<この体験記を書いた人>
ペンネーム:ウジさん
性別:男
年齢:60
プロフィール:現在関東圏の中学校で英語の教師をしている長女(27歳)は、中学校時代、不登校気味になっていた時期がありました。
今から10年ほど前、娘(当時15歳)の中学校の卒業式が迫った2010年3月頃のことです。
「もうすぐ卒業式だな」
「うん...行きたくないなあ...」
「式の参加だけでも...一生に一度のことだしさ」
この頃、娘は不登校気味になっていました。
3年生の冬休み明けからは週に1、2回、先生から声をかけてもらったときだけ登校する状態でした。
卒業できなくなるほどの欠席日数ではなかったので、本人はできればもう学校に行かないようにしたいと思っているようでした。
そうなった原因は、夏休み前から起きていたいじめでした。
数人の同級生(もともとは仲の良かったメンバーだったようです)に無視されたり、持ち物を隠されたりしていたのです。
当時PTAの役員をしていた私は、担任の先生とも親しくさせていただいていたので、学校に相談しました。
学校もそのことは把握されており、いじめの当事者にはやめるように指導し、いじめ自体は収まっているとの報告を受けました。
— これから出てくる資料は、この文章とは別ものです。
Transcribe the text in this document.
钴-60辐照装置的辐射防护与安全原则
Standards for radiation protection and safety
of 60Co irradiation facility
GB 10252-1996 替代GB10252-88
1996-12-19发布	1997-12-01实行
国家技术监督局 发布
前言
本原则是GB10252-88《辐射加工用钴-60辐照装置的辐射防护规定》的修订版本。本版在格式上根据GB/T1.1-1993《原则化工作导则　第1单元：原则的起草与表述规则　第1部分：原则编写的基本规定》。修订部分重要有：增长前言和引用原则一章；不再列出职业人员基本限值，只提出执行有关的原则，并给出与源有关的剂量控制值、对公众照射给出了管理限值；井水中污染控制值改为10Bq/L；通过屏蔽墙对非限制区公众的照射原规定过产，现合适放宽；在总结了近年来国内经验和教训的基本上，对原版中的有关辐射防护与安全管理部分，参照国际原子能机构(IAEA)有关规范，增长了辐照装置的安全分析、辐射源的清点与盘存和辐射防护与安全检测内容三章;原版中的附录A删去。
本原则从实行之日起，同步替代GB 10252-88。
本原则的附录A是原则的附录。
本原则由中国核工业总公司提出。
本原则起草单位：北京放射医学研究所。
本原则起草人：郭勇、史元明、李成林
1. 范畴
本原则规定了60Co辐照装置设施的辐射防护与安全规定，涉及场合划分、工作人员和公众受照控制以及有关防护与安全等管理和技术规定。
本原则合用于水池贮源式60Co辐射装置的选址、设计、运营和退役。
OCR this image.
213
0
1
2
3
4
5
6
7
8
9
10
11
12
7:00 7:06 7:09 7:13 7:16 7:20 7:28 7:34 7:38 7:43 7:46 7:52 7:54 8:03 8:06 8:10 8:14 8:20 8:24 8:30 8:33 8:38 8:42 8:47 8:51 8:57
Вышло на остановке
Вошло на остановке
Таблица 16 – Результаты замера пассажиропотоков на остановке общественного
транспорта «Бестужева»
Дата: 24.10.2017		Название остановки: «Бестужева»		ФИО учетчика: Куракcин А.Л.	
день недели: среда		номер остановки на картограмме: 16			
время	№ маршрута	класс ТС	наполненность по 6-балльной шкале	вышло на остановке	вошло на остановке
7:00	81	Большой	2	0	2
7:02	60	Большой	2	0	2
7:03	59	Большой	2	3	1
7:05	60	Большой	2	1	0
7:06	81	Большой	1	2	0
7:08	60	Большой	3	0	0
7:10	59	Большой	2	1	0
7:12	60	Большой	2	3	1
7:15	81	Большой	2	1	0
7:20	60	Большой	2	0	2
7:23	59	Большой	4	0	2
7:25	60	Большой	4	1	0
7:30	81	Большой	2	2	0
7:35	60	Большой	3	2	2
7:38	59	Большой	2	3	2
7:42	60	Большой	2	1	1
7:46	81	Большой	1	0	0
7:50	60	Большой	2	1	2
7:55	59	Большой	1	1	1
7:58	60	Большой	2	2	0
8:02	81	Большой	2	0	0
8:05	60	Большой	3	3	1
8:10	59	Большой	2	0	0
まあ、この「報告」はPTA役員会の折に、役員勢揃いの場で行われたものです。
被害生徒のプライバシーよりも加害生徒のそれを守るやり方にかなり憤慨はしたのですが...。
かなり後になって娘から聞いた話では、確かにあからさまにいじめるということはなかったが、なんとなく気まずく、みんなから距離を置かれた感じになったと話してくれました。
そんなわけで精神的に落ち込んでいたため、学校に行きにくくなっていたのです。
とはいっても卒業式の日程が近づくと、本人よりも私や妻(当時45歳)のほうがやきもきしていたようです。
「式だけでも出たらいいんじゃない?」
ついそんなことを言ってしまい、煙たがられることを繰り返していました。
いよいよ卒業式まであと数日まで迫った日のことです。
「おい、手紙が来てるぞ...えっと、A子さん?」
「えっ? A子ちゃんから? なんで?」
手紙の差出人は、娘の小学校のときの仲良しの友だちでした。
中学校ではクラスが別になり、部活も違ったので縁遠くなっていた子です。
私も娘に言われるまで、その名前をすっかり忘れていたほどでした。
自室に戻って手紙を読んでいたらしい娘は、しばらくして居間に戻ってきました。
少し涙ぐんでいるようで、何かを思いつめたような顔をしていました。
「卒業式は...行く」
手紙には、私立の高校に推薦で進むことが決まっていたA子さんから、しばらく会えないと思うから最後に一緒に過ごしたい、とあったそうです。
卒業式当日、娘は朝から登校しました。
クラスでの活動にも参加して、最後の思い出を作ることもできたようです。
手紙を書いたA子さんともメッセージの交換などをして、たくさん話すことができたと、卒業式の日の夜、夕食を取りながらポツポツと話してくれました。
卒業式には私も妻も参列し、証書をもらう娘の姿を見ていました。
なんとか難局を乗り切った我が子の姿と、おそらくは娘の窮状を知って心がこもった手紙を送ってくれたA子さんの気持ちに、人目をはばからず涙して見つめていました。